Its allies in the US Congress have threatened to impose new sanctions on Iran, even though President Barack Obama has urged them to give diplomacy a chance.

Mark Dubowitz, head of the Foundation for Defense of Democracies in Washington and a proponent of tough sanctions on Iran, said that by providing economic relief, the West will lose future bargaining power.

"The interim deal does nothing over the next 12 months to prevent Iran from proceeding with the nuclear-weapon and ballistic-missile research that are the keys to a deliverable nuclear weapon," he said.

"Ahead of final negotiations, Tehran will be in a stronger position to block peaceful Western efforts to dismantle its military-nuclear programme."

The U.N. nuclear watchdog will play a key role in checking that Iran implements the deal, but its increased access still falls short of what it says it needs to investigate suspicions that Tehran may have worked on designing an atomic bomb.

It is also a far cry from the wide-ranging inspection powers the International Atomic Energy Agency (IAEA) had in Iraq in the 1990s to unearth and dismantle Saddam Hussein's clandestine nuclear programme after the first Gulf war.

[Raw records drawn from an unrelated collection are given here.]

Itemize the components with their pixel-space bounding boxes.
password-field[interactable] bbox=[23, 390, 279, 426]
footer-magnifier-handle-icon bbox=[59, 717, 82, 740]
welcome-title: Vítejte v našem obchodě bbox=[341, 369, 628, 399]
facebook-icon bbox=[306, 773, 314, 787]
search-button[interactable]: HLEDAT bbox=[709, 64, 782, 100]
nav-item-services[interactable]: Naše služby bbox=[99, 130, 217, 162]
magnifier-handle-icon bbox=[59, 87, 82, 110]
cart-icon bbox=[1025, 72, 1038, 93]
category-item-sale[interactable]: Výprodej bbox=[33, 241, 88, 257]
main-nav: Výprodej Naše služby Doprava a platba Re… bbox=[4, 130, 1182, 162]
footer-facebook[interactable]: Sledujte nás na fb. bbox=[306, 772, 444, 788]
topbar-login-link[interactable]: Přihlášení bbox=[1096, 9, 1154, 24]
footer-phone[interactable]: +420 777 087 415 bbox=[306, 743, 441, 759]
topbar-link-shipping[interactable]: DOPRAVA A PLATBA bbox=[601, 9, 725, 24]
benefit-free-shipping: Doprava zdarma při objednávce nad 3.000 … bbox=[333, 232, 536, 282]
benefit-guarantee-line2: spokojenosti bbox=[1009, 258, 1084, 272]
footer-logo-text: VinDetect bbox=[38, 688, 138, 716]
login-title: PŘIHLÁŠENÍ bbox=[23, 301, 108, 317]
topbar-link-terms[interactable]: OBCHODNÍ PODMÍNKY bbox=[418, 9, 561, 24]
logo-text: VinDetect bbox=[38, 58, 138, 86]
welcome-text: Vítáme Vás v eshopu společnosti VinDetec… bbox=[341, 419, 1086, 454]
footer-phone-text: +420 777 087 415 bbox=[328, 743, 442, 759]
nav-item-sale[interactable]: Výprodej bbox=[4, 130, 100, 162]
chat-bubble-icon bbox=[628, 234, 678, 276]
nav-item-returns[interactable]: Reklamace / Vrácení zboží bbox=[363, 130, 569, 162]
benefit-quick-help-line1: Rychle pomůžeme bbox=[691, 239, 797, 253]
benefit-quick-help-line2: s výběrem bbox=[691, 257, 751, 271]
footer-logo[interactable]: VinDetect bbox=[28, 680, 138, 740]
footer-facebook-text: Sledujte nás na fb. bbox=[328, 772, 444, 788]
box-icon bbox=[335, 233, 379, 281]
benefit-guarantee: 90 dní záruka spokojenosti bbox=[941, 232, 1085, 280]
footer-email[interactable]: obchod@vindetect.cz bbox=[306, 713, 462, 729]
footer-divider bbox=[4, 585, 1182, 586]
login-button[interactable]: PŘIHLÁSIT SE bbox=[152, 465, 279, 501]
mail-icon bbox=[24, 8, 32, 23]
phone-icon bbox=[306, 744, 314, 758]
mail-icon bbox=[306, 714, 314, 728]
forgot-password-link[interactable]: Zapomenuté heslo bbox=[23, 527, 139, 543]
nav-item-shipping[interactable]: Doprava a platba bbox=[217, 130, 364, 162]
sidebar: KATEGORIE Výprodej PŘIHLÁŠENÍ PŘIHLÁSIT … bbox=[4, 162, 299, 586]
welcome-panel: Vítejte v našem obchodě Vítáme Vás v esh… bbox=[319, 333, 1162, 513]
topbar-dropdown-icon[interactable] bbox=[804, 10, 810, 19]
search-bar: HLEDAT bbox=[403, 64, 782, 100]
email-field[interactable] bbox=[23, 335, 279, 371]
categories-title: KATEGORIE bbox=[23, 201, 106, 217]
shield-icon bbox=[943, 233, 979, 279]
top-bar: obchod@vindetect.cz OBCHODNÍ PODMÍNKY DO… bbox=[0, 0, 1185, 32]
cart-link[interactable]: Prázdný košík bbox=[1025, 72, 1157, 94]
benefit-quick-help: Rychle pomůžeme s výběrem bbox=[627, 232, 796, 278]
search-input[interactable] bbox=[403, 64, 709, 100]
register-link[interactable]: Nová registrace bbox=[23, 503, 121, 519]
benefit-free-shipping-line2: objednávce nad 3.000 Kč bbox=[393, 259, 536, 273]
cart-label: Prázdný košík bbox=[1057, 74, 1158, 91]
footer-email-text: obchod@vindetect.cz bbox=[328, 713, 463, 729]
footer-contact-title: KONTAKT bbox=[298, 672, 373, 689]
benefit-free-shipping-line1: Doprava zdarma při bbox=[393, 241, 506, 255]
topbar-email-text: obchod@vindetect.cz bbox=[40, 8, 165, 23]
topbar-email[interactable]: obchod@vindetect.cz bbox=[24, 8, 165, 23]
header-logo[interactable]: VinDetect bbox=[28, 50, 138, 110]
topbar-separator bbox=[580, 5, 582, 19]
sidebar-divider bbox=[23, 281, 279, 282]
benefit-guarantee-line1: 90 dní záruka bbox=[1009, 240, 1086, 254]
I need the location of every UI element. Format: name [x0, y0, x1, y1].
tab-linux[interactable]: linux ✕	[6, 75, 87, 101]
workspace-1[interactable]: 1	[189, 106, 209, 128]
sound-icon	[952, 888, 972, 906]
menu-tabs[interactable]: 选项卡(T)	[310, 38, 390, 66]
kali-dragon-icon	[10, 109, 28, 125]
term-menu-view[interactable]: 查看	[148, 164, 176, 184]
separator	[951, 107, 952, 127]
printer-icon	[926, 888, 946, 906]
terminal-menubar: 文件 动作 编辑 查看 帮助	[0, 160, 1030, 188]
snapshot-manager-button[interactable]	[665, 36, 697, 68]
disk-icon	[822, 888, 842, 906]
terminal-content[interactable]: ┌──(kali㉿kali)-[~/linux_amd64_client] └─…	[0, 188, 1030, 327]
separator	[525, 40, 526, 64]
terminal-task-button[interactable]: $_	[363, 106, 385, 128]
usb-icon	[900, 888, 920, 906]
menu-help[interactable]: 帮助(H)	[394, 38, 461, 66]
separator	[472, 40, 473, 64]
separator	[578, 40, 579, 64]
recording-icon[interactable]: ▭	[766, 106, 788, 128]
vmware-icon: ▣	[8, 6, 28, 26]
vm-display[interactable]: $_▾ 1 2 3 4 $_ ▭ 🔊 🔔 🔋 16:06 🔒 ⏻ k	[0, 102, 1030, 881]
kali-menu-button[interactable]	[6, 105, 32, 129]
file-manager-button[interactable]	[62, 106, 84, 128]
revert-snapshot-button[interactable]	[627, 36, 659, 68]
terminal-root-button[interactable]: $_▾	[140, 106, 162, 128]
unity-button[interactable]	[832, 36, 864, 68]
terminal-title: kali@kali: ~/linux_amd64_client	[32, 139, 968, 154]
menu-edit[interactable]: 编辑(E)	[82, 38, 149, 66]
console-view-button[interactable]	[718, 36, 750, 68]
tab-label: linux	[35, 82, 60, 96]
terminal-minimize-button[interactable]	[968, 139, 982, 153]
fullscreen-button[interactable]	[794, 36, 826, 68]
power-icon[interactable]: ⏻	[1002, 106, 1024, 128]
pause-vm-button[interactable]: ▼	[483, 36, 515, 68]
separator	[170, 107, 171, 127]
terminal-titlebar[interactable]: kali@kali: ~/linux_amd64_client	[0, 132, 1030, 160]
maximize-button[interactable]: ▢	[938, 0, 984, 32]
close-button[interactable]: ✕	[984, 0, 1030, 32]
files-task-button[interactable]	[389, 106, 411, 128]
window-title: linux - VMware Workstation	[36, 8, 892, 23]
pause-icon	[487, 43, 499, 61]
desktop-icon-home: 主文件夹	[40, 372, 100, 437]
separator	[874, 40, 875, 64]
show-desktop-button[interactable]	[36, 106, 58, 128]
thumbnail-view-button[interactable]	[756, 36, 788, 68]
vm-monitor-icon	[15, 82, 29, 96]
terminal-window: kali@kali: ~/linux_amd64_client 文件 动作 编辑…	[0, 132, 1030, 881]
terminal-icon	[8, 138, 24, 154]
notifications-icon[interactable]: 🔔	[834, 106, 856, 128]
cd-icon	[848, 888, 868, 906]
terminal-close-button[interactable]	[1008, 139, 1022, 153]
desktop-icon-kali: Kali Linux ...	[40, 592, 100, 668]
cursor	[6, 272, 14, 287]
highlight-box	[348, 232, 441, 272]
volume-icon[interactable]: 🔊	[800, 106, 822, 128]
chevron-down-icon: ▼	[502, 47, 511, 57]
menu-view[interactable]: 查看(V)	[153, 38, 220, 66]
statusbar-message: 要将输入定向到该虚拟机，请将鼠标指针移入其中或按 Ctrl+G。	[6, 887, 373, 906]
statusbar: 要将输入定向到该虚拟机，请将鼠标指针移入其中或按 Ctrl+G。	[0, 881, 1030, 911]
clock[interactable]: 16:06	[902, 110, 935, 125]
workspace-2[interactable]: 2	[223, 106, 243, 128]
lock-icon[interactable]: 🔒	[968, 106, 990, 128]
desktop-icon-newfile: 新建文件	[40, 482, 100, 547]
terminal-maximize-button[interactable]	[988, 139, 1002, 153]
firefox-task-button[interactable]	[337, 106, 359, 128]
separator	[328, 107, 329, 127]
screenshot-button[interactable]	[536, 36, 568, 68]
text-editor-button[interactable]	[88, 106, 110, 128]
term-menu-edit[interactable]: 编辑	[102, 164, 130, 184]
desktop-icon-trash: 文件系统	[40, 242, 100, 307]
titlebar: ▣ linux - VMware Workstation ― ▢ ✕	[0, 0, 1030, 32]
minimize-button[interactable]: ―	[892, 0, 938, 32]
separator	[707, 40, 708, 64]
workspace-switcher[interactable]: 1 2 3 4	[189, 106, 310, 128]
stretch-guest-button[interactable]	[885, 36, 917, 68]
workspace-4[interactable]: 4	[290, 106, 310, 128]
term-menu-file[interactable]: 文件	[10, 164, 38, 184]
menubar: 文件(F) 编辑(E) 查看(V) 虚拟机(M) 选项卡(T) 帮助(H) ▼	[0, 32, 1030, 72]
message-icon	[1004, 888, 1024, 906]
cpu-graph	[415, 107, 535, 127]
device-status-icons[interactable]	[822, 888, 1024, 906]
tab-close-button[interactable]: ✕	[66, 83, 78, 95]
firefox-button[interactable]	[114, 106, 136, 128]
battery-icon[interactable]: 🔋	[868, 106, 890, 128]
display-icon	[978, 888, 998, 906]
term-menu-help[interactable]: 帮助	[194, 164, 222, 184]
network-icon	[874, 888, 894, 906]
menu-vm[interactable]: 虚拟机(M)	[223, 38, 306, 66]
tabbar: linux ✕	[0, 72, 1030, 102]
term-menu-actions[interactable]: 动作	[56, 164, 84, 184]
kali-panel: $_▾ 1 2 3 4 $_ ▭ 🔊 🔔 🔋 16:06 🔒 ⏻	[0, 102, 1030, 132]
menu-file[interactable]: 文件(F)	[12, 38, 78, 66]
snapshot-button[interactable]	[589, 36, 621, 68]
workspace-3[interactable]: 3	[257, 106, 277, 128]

"The accord gives the powers and Iran plenty of flexibility in going about reducing Iran's nuclear threat to a level the world will accept," said proliferation expert Mark Hibbs of the Carnegie Endowment think-tank.

"But it hasn't spelled out how they will work with the IAEA to resolve allegations that Iran has been working on nuclear weapons."

Reaching the final accord will mean overcoming decades of deep-seated mistrust between Iran and the West, and politicians on both sides have warned it will be hugely challenging.

Obama said this month he had "no illusions" about how hard it would be to secure a comprehensive agreement.